Kildare and Meath are also among the highest priced homes in Ireland – and Ms Tallon said it’s because of Irish people’s rural roots.
“There is an element of catch-up taking place,” she told Newstalk Breakfast.
“The urban [prices] did rise [first] and they were at a higher baseline, so the rural baselines tend to lag behind.
Despite that, Ms Tallon said the increased demand for rural houses is not simply due to catch up, or even because of affordability – but because of an Irish desire to live in rural settings.
“For the first time in a generation, people are getting to choose,” she said.
“They are choosing what is not in line with Government policy on urban development – the reality is the majority [of people] are rural dwellers.
“The majority of Irish people are within two generation of the [rural] land, and when they can choose, they choose open space and to be immersed in nature.”
Ms Tallon said deciding where to buy a home, raise a family and start life is a “once-or-twice-in-a-lifetime decision” and people don’t want to “take risks”.
“People who don't have a choice are choosing the urban setting, but where people do have a choice, they’re choosing the rural setting,” she said.
The desire for rural life goes against Government policy pushing people to the city, according to Ms Tallon.
“We've been talking about it for 10 to 15 years, but policymakers don’t want to hear about it,” she said.

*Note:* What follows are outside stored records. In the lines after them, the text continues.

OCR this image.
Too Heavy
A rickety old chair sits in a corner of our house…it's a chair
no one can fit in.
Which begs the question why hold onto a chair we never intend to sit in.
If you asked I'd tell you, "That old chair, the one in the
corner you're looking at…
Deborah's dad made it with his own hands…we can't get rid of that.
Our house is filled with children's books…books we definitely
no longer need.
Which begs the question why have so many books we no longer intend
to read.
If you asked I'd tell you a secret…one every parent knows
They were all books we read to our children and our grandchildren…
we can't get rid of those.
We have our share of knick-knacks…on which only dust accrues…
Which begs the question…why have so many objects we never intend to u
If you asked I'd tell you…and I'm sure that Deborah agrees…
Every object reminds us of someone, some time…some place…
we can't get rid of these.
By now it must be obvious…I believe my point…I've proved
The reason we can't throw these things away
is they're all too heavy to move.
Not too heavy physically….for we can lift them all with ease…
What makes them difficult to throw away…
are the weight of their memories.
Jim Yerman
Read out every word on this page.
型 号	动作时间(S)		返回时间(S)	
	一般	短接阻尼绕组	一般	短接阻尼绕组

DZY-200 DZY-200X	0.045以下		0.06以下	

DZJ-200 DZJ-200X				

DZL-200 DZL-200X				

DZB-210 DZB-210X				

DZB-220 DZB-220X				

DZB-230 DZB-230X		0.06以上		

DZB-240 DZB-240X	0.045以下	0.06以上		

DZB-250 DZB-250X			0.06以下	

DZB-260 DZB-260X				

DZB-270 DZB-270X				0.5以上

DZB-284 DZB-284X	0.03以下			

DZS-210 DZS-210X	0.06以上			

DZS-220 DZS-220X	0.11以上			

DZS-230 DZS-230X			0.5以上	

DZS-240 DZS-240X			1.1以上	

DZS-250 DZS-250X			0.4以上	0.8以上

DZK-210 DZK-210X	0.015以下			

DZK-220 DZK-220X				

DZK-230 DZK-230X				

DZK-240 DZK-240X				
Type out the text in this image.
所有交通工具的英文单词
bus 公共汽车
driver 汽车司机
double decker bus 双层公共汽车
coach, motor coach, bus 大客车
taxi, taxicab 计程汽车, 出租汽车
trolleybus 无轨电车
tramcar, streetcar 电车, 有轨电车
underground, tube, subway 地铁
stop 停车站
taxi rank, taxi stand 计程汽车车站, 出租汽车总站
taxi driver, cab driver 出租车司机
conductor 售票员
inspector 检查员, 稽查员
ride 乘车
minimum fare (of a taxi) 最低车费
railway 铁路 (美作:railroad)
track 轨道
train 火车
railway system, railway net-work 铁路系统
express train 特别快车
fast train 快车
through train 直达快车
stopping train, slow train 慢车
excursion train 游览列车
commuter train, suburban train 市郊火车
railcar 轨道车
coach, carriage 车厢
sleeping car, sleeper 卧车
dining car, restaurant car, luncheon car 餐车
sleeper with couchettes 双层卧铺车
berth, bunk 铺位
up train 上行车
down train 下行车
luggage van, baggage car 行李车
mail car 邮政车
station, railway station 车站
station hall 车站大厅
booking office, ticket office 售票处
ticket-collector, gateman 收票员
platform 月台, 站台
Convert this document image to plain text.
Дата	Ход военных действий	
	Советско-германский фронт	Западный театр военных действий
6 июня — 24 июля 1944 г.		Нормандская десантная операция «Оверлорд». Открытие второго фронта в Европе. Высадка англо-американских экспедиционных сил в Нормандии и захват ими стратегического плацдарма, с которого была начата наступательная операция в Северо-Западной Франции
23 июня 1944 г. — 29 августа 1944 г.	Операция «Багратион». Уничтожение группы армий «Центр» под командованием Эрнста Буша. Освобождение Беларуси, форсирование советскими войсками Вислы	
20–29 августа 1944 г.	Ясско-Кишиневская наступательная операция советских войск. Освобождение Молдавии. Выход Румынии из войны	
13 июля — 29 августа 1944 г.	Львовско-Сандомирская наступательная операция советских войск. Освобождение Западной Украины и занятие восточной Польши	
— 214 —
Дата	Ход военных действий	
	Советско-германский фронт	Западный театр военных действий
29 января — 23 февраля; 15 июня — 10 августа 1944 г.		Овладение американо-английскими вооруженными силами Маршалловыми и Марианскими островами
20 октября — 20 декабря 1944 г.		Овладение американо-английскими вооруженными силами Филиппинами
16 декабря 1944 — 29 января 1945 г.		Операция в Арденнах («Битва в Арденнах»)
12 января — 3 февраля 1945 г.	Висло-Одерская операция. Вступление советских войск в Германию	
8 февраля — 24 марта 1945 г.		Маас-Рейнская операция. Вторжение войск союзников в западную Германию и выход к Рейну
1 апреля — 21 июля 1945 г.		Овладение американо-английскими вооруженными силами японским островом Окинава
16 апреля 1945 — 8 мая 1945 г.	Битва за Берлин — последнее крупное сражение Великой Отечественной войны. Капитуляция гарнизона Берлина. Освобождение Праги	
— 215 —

“I’m frustrated by the push towards getting everybody into urban settings and trying to indoctrinate people [into] taller buildings within closer proximity because we know that’s not what people want.”
Cities are improving landscaping, access to nature and their focus on biodiversity – but people still don’t want to “risk” urban living, according to Ms Tallon.
“It’s not even about lack of stock [in the city],” she said. “Even where there are new developments, people are not choosing that because they just don't know what urban developments have to offer,” she said.